Полиционеры растерянно переглянулись, торжествующий Листвянко показал неприятелям руками знаки победы. Гуся он держал под мышкой.
— Он всегда такой баран? — болезненно осведомился Жмуркин.
— Нет, что ты, только после обеда.
Жмуркин махнул рукой и направился к полицейскому.
Листвянко радостно воскликнул:
— Шеф, залезай ко мне, отсюда Москву видно!
И рассмеялся. И тут с ним случилось нехорошее, Листвянко запутался в собственных ногах, взмахнул руками и стал падать спиной вниз, подбросив гуся в небо. Свободолюбивая гордая птица отчаянно крякнула и немного полетела, борясь за жизнь.
Толпа охнула, боксер-Карлссон попытался поймать равновесие за воздух, не получилось, и…
Александра ойкнула. Невесты тоже ойкнули. Жмуркин громко скрипнул зубами.
Дубина упал.
Но не разбился. Потому что его поймал полицейский.
Я сфотографировал. Несколько раз.
— У меня папа подполковник, между прочим, — громко сообщил Дубина.
— Свободу лосям! — воскликнула Александра. — Долой тиранию!
— Вот именно! — подхватил Дубина. — Свободу лосям.
Полицейский поставил Дубину на ноги.
— У юноши солнечный удар, — громко объявил Жмуркин. — Перегрелся! Отравился квашеной капустой!
Жмуркин направился к полисмену.
— Нам надо ему помочь! — предложила Александра. — Его сейчас ведь арестуют!
— Да не, — сказал я. — У нас за это на первый раз не сажают. Вон смотри.

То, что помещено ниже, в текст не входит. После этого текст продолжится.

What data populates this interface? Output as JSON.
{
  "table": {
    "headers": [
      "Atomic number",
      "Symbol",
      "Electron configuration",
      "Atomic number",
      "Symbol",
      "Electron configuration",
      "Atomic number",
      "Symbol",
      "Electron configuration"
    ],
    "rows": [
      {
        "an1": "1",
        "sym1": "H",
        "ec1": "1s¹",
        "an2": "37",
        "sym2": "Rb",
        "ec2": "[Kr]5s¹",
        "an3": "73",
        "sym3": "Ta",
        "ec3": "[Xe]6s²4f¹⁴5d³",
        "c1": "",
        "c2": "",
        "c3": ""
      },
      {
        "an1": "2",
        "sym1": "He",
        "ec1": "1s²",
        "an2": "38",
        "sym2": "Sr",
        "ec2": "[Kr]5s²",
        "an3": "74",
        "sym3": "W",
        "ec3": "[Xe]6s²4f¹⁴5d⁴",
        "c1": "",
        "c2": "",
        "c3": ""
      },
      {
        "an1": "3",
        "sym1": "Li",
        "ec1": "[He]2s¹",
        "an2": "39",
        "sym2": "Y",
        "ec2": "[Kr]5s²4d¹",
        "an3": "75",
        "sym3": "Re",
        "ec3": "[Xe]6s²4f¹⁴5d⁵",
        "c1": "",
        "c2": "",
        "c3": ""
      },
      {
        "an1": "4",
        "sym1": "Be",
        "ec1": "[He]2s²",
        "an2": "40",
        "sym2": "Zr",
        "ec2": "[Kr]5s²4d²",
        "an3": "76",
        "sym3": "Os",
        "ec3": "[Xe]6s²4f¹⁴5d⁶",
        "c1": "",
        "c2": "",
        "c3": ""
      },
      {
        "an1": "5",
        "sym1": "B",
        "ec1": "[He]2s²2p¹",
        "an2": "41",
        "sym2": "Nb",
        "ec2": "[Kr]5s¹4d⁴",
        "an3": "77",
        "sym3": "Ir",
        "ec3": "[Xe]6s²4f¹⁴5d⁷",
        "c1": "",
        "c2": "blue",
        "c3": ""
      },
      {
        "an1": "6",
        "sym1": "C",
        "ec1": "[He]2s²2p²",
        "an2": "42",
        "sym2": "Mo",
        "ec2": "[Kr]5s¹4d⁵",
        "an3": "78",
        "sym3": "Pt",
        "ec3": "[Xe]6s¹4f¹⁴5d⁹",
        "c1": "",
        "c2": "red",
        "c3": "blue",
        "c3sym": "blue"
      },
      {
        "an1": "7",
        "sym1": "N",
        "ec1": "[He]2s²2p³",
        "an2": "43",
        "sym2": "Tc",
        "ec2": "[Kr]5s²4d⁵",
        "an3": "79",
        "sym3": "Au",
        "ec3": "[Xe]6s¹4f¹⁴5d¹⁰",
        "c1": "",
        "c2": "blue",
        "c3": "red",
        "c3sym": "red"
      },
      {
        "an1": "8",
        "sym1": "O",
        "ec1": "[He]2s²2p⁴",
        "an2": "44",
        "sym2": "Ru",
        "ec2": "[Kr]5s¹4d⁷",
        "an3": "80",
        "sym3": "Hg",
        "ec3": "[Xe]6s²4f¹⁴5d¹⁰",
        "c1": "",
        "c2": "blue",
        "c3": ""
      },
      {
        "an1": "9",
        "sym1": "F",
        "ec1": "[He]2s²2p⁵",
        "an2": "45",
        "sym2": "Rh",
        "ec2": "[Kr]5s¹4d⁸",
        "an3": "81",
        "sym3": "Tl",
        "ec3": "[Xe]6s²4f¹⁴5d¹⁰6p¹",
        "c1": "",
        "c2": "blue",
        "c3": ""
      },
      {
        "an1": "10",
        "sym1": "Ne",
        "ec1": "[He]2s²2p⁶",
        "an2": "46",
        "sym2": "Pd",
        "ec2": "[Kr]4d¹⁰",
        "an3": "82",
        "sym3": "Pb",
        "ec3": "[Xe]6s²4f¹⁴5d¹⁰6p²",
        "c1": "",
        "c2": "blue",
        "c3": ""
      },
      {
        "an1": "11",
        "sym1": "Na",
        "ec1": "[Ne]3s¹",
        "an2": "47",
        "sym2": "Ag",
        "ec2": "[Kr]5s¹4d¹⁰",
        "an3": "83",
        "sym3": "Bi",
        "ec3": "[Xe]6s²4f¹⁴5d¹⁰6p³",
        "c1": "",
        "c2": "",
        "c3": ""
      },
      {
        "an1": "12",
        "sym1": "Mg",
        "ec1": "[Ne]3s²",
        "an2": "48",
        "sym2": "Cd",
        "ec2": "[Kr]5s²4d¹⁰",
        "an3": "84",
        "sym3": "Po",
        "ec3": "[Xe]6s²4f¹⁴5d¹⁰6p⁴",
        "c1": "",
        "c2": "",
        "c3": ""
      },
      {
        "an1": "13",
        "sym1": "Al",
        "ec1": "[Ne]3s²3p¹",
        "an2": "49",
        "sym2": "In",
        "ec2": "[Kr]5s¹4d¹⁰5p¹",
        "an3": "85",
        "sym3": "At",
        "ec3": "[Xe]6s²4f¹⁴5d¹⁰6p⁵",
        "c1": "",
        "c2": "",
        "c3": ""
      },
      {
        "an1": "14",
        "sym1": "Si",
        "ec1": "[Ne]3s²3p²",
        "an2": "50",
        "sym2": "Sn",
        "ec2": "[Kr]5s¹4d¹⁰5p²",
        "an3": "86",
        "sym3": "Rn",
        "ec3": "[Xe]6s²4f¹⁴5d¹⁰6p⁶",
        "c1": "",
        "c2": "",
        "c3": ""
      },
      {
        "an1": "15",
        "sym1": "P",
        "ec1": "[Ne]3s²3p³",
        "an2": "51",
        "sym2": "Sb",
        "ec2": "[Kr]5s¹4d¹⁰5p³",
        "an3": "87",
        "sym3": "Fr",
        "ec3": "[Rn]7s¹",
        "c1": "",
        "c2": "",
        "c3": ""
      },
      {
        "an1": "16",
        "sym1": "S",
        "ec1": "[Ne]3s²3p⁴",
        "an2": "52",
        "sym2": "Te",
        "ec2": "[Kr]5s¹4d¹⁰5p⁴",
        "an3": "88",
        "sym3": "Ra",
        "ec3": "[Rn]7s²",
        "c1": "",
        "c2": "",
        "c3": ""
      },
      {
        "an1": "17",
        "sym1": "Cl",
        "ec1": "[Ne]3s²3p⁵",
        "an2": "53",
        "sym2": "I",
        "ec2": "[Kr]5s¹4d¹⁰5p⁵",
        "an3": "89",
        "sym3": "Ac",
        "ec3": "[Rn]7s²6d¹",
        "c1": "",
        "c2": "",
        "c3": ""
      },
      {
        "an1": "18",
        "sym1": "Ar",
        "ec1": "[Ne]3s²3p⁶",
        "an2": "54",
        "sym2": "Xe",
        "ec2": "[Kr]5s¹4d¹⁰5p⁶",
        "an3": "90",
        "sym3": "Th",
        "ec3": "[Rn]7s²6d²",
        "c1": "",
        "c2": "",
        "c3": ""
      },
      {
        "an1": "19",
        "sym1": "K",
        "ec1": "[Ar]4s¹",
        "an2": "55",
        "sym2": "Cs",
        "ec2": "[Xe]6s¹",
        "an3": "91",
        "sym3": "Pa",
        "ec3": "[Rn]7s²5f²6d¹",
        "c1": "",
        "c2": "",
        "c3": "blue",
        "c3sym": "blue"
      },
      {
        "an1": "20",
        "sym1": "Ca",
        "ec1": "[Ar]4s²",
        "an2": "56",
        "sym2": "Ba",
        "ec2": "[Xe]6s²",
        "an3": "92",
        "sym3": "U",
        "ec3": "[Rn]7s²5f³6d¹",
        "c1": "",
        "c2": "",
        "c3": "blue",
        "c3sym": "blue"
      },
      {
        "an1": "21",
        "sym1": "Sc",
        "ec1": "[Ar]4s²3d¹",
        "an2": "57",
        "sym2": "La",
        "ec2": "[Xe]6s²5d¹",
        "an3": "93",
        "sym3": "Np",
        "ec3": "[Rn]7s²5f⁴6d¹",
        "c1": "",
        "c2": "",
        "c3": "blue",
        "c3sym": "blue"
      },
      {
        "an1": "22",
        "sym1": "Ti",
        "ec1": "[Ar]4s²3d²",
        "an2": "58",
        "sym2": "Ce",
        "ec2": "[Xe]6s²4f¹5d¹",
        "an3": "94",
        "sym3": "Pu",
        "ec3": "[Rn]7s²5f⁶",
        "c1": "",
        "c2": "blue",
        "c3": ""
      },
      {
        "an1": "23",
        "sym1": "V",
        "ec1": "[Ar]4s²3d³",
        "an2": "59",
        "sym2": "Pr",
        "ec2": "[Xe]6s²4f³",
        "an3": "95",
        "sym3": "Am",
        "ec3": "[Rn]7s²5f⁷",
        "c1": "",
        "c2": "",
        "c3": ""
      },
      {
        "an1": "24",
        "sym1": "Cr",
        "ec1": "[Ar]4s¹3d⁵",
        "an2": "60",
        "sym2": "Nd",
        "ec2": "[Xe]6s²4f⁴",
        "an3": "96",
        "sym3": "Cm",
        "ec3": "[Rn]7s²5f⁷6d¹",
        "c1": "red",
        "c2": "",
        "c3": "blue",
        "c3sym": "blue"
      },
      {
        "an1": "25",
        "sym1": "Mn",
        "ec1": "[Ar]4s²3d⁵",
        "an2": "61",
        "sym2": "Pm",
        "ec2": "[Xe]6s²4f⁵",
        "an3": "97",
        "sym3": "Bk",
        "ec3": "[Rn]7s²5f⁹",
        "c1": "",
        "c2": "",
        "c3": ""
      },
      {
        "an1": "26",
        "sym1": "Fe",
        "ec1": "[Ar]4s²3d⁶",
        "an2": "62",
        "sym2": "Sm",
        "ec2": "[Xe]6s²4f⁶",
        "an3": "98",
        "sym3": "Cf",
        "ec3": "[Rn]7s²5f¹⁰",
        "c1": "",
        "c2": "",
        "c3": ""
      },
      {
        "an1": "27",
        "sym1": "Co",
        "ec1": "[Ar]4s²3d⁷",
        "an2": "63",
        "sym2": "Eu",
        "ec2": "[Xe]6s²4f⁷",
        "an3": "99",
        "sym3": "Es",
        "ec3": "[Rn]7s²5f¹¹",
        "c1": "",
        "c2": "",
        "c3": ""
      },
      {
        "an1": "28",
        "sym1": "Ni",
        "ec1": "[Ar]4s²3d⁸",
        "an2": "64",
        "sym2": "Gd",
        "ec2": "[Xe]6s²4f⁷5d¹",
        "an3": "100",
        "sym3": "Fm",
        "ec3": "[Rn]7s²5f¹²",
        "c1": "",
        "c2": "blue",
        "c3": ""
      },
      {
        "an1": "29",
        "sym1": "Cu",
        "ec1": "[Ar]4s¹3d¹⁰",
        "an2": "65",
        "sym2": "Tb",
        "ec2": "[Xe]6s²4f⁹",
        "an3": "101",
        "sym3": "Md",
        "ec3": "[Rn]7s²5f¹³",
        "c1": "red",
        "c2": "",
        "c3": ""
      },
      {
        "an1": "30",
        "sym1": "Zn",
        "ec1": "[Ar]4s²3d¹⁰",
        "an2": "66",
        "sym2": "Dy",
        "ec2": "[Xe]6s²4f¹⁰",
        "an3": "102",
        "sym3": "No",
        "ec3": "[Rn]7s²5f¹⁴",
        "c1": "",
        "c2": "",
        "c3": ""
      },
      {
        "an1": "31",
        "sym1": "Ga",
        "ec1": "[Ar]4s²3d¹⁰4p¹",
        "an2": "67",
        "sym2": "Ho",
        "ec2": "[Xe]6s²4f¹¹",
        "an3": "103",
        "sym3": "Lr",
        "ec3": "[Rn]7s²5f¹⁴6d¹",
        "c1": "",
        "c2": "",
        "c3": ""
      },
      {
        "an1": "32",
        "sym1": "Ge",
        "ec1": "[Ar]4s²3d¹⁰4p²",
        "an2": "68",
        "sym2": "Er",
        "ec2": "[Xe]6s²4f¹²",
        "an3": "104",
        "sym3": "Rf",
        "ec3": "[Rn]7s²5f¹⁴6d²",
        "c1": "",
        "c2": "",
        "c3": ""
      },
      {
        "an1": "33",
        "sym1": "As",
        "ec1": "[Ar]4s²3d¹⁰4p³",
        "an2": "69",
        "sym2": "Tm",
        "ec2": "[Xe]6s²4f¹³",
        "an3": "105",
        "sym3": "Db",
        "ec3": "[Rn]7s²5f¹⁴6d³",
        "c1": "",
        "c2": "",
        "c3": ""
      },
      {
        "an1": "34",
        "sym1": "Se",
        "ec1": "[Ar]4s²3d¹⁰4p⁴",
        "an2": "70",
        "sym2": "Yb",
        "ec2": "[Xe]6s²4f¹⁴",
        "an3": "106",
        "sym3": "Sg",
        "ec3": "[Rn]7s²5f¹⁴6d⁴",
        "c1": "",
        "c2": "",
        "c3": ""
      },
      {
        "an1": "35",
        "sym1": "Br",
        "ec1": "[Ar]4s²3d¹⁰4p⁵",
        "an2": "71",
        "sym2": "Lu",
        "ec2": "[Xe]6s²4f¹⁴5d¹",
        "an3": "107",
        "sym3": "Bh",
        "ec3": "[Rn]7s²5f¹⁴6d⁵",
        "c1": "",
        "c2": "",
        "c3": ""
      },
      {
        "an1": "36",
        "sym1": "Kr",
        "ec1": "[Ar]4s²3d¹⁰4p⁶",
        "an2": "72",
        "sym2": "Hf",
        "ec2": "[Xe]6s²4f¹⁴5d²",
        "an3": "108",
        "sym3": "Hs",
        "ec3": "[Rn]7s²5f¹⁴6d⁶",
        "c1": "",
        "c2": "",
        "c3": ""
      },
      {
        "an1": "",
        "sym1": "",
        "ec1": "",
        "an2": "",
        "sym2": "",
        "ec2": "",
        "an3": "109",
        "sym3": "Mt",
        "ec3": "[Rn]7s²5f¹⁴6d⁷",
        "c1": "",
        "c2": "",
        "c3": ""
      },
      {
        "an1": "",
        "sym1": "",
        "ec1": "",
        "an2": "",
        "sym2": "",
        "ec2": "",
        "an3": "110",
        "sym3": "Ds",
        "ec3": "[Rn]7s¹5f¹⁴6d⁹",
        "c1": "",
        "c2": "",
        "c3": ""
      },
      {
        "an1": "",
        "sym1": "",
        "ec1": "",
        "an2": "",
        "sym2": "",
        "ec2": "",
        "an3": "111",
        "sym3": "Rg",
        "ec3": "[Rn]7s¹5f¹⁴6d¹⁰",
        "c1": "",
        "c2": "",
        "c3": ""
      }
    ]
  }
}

Жмуркин уже что-то шептал на ухо блюстителю, показывал ему свои сексотские корочки, и полисмен понимающе кивал и поглядывал на стоящего рядом Дубину уже с отеческим сочувствием во взоре.
Александра удивленно пошевелила бровями.
— Кляйне коррупционен, — пояснил я.
Ноздри у Александры понимающе дернулись, она мне нравилась все больше и больше, наверное, зов крови, ничего не поделаешь.
— Но ведь это… — Александра немного растерялась. — Плохо…
— В каждой избушке свои погремушки, — сказал я. — Это Раша, крошка, здесь тебе не Фатерлянд.
Александра открыла рот.
Жмуркин тем временем окончательно вызволил Дубину из неволи и теперь, придерживая его за локоть, препровождал к нам. Натужно улыбаясь в туристические камеры.
— Бенгарт! — зашипели за спиной.
Снежана. С дурной вестью.
— Бенгарт, ты меня слышишь?
— Конечно, Снежана, я тебя слышу.
Где она раньше была, когда ейного дружка с крыши вызволяли?
— А там Гаджиев в поле лежит, — сказала Снежана.
Почему-то скверные новости мне всегда Снежана сообщает. Или Иустинья. Интересная закономерность. Снежана — как валькирия, поющая песнь мертвых. С Иустиньей тоже все понятно, тоже валькирия.
Однако Суздаль нанес мощный удар. Вроде городок маленький, а какая энергетика!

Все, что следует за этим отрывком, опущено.